Details
-
Bug
-
Status: Resolved
-
Blocker
-
Resolution: Fixed
-
Impala 2.6.0
Description
The test_scrach_disk tests are currently skipped when run against S3 in Jenkins. When we fix that with IMPALA-3614 (review https://gerrit.cloudera.org/#/c/3265/ ), the tests now run, but they fail.
The failure comes from the fact that the query expected to spill (and fail) ends up succeeding.
It seems that on S3, the expected-to-spill query doesn't need 200M, the mem limit we set to make it spill.
Should such a discrepancy exist?
I collected profiles of both the "expected to spill" and "expected not to spill" queries used in the test, both for HDFS and S3. I'll attach them here.
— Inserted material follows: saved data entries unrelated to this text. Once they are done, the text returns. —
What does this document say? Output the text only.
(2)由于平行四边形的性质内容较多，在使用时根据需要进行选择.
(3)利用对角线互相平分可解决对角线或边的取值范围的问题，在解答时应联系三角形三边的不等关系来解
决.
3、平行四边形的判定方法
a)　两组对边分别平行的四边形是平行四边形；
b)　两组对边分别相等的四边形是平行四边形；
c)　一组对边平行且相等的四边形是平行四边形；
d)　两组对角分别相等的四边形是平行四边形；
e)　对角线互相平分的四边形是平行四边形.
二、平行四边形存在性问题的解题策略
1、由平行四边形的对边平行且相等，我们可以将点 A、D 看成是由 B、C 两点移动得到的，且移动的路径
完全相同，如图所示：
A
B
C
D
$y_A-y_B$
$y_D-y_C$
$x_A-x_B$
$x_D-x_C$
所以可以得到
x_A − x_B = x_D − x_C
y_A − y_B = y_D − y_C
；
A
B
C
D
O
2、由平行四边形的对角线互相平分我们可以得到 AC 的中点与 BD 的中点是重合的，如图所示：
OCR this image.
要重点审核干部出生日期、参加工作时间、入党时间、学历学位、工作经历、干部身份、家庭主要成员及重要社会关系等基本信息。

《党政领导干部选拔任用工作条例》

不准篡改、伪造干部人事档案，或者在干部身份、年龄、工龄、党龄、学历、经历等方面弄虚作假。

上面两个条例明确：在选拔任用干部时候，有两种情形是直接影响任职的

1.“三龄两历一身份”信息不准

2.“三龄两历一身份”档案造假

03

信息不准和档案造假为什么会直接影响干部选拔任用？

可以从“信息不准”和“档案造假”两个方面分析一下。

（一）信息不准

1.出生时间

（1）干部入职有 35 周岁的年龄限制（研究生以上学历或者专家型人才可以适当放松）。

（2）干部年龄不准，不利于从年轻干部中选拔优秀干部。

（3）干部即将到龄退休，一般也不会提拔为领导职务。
It's possible to run tests locally against S3. You need a S3 bucket and keys. It worked for me to set environment variables accordingly, re-source impala-config.sh, and proceed:
$ cat ~/.awsrc-REDACTED export S3_BUCKET="your bucket name" export AWS_ACCESS_KEY_ID="your aws access key" export AWS_SECRET_ACCESS_KEY="your aws secret key" export TARGET_FILESYSTEM="s3" export FILESYSTEM_PREFIX="s3a://${S3_BUCKET}" $ source ~/.awsrc-REDACTED $ source bin/impala-config.sh $ ./buildall.sh
There is a bucket already loaded with data I think you can use without having to reformat. sailesh might be able to help if you get stuck on this part if I can't help.